Wealth of Nations

Wealth of Nations

Great Minds Series
by Adam Smith
Publisher: Prometheus Books
Trade Paperback, 590 pages
Price: $15.99

Without Adam Smith there's a good chance the economic theories and policies at work today wouldn't exist. Basically the first capitalist thinker, and a proponent of laissez-faire methods at that, his free market ideas laid the framework for production-oriented growth currently dominating Western economies.

The Wealth of Nations came at the cusp of the Industrial Revolution. To call it groundbreaking would be an understatement—the words capitalism and (even more surprising) economics weren't even in use when it was first published in 1776, and parts of Europe were still dominated by feudalism. His contributions to the theories of self-regulating price systems, the origins of money, and the real value of any commodity determined the course of debate and policy-making for the next two and a half centuries.

His thoughts concerning the tension between laborers and employers (or, as he called them, "masters") foreshadowed similar debates between unions and corporate magnates. When workers join together, he pointed out, wages go up; when employers close ranks, however, wages go down. In England during his day, anti-union laws were harsh and strict, and his sympathy for disenfranchised workers was severely criticized.

Not often does a book come along the significance of which is so great it continues to shape its field centuries after its initial release. The Wealth of Nations is such a book. Economics without Adam Smith, it doesn't seem all that presumptuous to say, would not be economics, at least not as it is defined now. Charlie Darwin did it for science; Thomas Hobbes did it for political science; an eccentric Scotsman who never married and chronically moved back in with his mother did it for economics.

Smith's impact wasn't just on mainstream thought, either. The Austrian School as helmed by Ludwig von Mises, with its emphasis on the free market and libertarian self-regulation, was directly influenced by Smith's pioneering work.

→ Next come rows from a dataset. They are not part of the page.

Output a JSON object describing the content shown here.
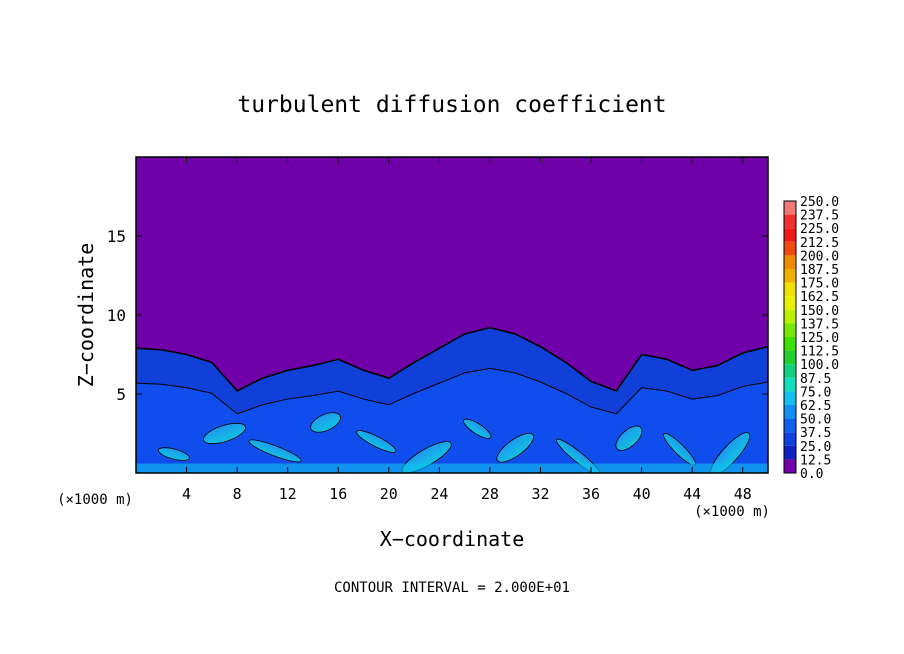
{
  "chart_data": {
    "type": "heatmap",
    "title": "turbulent diffusion coefficient",
    "xlabel": "X−coordinate",
    "ylabel": "Z−coordinate",
    "x_unit_left": "(×1000 m)",
    "x_unit_right": "(×1000 m)",
    "footer": "CONTOUR INTERVAL = 2.000E+01",
    "xlim": [
      0,
      50
    ],
    "ylim": [
      0,
      20
    ],
    "x_ticks": [
      "4",
      "8",
      "12",
      "16",
      "20",
      "24",
      "28",
      "32",
      "36",
      "40",
      "44",
      "48"
    ],
    "x_tick_values": [
      4,
      8,
      12,
      16,
      20,
      24,
      28,
      32,
      36,
      40,
      44,
      48
    ],
    "y_ticks": [
      "5",
      "10",
      "15"
    ],
    "y_tick_values": [
      5,
      10,
      15
    ],
    "colorbar": {
      "levels": [
        "250.0",
        "237.5",
        "225.0",
        "212.5",
        "200.0",
        "187.5",
        "175.0",
        "162.5",
        "150.0",
        "137.5",
        "125.0",
        "112.5",
        "100.0",
        "87.5",
        "75.0",
        "62.5",
        "50.0",
        "37.5",
        "25.0",
        "12.5",
        "0.0"
      ],
      "colors": [
        "#f07878",
        "#f03030",
        "#f01818",
        "#f04a10",
        "#f08a00",
        "#f0b000",
        "#f0e000",
        "#e8f000",
        "#b8f000",
        "#78e800",
        "#40e000",
        "#20d030",
        "#10d080",
        "#10e0c0",
        "#10c0f0",
        "#1090f0",
        "#1060f0",
        "#1040e0",
        "#1020c0",
        "#100a90",
        "#7000a8"
      ]
    },
    "background_color": "#7000a8",
    "boundary_layer_profile": {
      "x": [
        0,
        2,
        4,
        6,
        8,
        10,
        12,
        14,
        16,
        18,
        20,
        22,
        24,
        26,
        28,
        30,
        32,
        34,
        36,
        38,
        40,
        42,
        44,
        46,
        48,
        50
      ],
      "z": [
        7.9,
        7.8,
        7.5,
        7.0,
        5.2,
        6.0,
        6.5,
        6.8,
        7.2,
        6.5,
        6.0,
        7.0,
        7.9,
        8.8,
        9.2,
        8.8,
        8.0,
        7.0,
        5.8,
        5.2,
        7.5,
        7.2,
        6.5,
        6.8,
        7.6,
        8.0
      ]
    },
    "grid": false
  }
}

Even Karl Marx, whose attitude toward the ideas espoused in The Wealth of Nations was decidedly antagonistic and negative, was nevertheless deeply affected by what he read of the Scotsman.

The original edition of Smith's book is weighted down with what for modern readers can only be described as worthless statistics (unless you're an expert on 18th century European commerce). Fortunately for us, this edition has been abridged from its original 1200+ pages, and the theories distilled from the pages and pages of charts and boring material. A great introduction to a great thinker and his seminal work.